МАТЬ. Сколько он зарабатывает?
КАДРИ. Около двух с половиной. Да мои девяносто.
МАТЬ. Неужели это нелепое кресло вам нравится? От него же одна бахрома осталась…
КАДРИ. Это единственная вещь в доме, которая принадлежит мне лично.
МАТЬ. И все же оно не подходит сюда. Ну, никак не подходит.
КАДРИ. Но Ильмар не возражает.
МАТЬ. Разве мужчины в таких делах… (У стола.) Десертные ложки нужно класть с этой стороны. (Замечает мокрую рюмку.) Это Ильмар?
КАДРИ. Мы оба выпили по рюмочке…
МАТЬ. Этот алкоголь — ужасная вещь. Отец Ильмара еще зеленым студентиком… тоже любил выпить, но вовремя одумался и бросил. Я надеюсь, дорогая, вы оба серьезно подумаете над моими словами.
КАДРИ (взрывается). Это я каждый вечер приучаю его пить. Силой заставляю, а он отбрыкивается.
МАТЬ. Это неуместные шутки, Кадри.
КАДРИ (отворачивается). Гм…
МАТЬ (понимает, что зашла слишком далеко). Я понимаю тебя, дорогая. Здесь неудивительно стать нервной. (Раздвигает занавески.) Этот дым на горизонте — утром, днем, ночью, и эти… терриконы. К этому, наверно, нелегко привыкнуть?
КАДРИ (пытается взять себя в руки). Не так уж все это ужасно. Когда Ильмар впервые привез меня сюда, у меня было почти такое же чувство, как у Крыыт[4] после прибытия на Варгамяэ. Я помню, в тот день моросило и дым стлался низко над городом. Я была просто несчастна. А теперь привыкла. (Немного оживляется.) Здесь даже по-своему красиво… Чем-то напоминает фильмы итальянского неореализма… Вечером на терриконах зажигаются красные огоньки… И люди такие простые, добрые, не важничают.
МАТЬ. Да-да. Но оставаться здесь навсегда не надо. Лучше и не приучайтесь любить это место. Потом будет трудно расстаться… Но публика тут… эти шахтеры… это же сплошь пропойцы.
Возвращаются Ильмар с отцом. Если не зрители, то обе женщины сразу почувствовали, что мужчины…
ОТЕЦ (лукаво). Аккумулятор сел. Пришлось подзарядить.
МАТЬ. Что вам пришлось подзарядить: аккумулятор или…
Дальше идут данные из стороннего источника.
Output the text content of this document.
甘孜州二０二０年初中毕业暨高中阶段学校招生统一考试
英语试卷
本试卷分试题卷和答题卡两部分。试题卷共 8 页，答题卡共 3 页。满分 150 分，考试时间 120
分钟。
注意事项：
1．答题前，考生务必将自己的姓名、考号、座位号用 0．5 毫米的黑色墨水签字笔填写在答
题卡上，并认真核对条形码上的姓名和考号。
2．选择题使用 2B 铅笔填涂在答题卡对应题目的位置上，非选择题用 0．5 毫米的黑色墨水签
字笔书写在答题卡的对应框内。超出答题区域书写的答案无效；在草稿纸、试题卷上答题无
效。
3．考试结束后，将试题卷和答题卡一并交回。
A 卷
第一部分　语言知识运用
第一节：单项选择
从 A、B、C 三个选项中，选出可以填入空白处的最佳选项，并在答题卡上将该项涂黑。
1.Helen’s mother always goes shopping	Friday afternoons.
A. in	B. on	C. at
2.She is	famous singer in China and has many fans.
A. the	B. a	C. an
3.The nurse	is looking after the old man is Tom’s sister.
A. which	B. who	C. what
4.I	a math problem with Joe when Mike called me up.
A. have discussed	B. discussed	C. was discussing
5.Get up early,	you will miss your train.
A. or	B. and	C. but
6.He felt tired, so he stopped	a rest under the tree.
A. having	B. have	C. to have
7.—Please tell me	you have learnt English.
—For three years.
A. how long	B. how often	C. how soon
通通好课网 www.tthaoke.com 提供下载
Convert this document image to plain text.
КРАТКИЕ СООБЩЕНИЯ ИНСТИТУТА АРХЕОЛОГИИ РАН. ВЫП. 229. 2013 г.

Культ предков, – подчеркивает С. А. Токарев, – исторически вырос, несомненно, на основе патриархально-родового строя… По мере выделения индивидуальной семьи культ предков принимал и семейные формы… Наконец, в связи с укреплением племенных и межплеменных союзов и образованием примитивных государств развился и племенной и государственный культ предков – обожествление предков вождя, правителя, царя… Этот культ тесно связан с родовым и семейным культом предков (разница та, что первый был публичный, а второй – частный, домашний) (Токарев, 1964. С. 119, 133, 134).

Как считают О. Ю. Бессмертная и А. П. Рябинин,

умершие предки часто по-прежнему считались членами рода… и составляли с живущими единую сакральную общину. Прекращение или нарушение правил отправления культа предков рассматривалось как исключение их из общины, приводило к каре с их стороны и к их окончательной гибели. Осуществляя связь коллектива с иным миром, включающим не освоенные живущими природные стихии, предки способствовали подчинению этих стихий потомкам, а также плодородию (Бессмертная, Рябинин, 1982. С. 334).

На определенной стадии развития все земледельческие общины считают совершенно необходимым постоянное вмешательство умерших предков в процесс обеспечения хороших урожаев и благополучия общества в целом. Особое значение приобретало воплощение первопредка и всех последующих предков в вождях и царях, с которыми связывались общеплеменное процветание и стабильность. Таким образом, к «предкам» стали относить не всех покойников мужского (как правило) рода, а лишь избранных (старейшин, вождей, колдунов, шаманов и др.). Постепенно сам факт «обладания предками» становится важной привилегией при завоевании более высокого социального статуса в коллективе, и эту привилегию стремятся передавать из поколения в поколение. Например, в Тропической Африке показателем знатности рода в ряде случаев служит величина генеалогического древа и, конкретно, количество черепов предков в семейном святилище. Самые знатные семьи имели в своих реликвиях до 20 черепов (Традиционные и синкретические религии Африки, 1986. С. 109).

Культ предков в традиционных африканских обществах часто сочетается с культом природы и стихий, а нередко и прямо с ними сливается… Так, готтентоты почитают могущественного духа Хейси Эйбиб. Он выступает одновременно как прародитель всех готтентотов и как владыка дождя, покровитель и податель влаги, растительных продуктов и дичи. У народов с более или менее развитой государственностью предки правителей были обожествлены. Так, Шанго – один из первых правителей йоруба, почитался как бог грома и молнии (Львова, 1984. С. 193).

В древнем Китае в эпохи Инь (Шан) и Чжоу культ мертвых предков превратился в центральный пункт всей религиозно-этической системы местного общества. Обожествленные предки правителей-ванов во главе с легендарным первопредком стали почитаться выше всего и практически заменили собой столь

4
ИЛЬМАР. Слегка почистили клеммы. Зажигание не срабатывало… К утру будет полный порядок. Может, наконец сядем за стол?
МАТЬ. А руки?
ИЛЬМАР. Мы в гараже сполоснули.
Все садятся за стол. Ильмар разливает коньяк. Мать дает себе налить только полрюмки и зорко следит за сыном, что несколько сковывает последнего. За столом царит какая-то неловкая атмосфера, которую нарушает мать.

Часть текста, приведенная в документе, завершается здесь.